Prado, Vania F
University of Western Ontario
Canada
Exploring cholinergic mechanisms to understand behavioral deficits in dementia.
CIHR
€ 586,410
01/10/2013
5.0
Alzheimer's disease and other dementias
acetylcholine| attention| behavior| behavioral flexibility| brain circuits| cellular mechanisms| dementia| depression| mouse models| pharmacology
Aging is the major risk-factor for a number of diseases that lead to dementia. In Canada, due to a significant aging of its population, it has been estimated that by the year 2031 there will be approximately 4 million Canadians with dementia. Behavioral and psychological symptoms of dementia include memory loss, reasoning loss, delusions, hallucinations, agitation, anxiety, irritability, depression, apathy, disinhibition, and sleep or appetite impairment. Thus, besides being debilitating for the patients and a huge health care cost, the disease also brings an enormous load on caregivers. Therefore, novel approaches are urgently needed to find more effective therapeutic interventions to decrease the burden of dementia.
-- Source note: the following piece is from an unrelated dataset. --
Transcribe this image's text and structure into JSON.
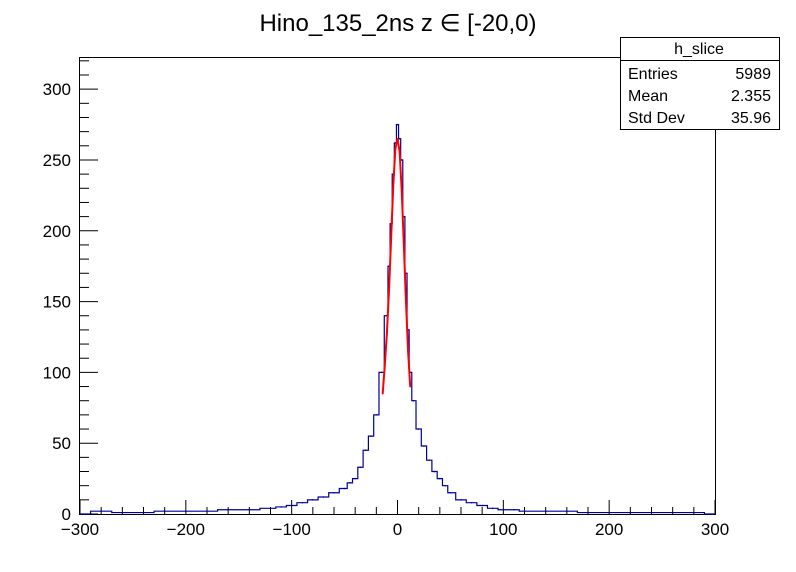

To communicate with each other, brain cells (or neurons) use a combination of chemical messengers called neurotransmitters. The neurotransmitter acetylcholine (ACh) seems to be an important player in dementia as dysfunction of particular groups of ACh-releasing neurons is present in a number of neurological diseases, including Alzheimer’s, Parkinson’s and Dementia with Lewy bodies. Here we propose to use a number of different genetically modified mouse models, each of them showing impairment in the release of ACh from different groups of ACh neurons in the brain, to define how changes in ACh release influence the regulation of brain communication circuits and behavioral manifestations related to dementia. These mice, which provide a model for chemical changes in dementia, will also be used to investigate mechanisms for novel drugs that can be used to alleviate behavioral problems in dementia. These studies will pinpoint specific molecular and behavioral abnormalities relating ACh deficits to dementia and will define novel pharmacological mechanisms tailored to improve specific ACh-mediated symptoms.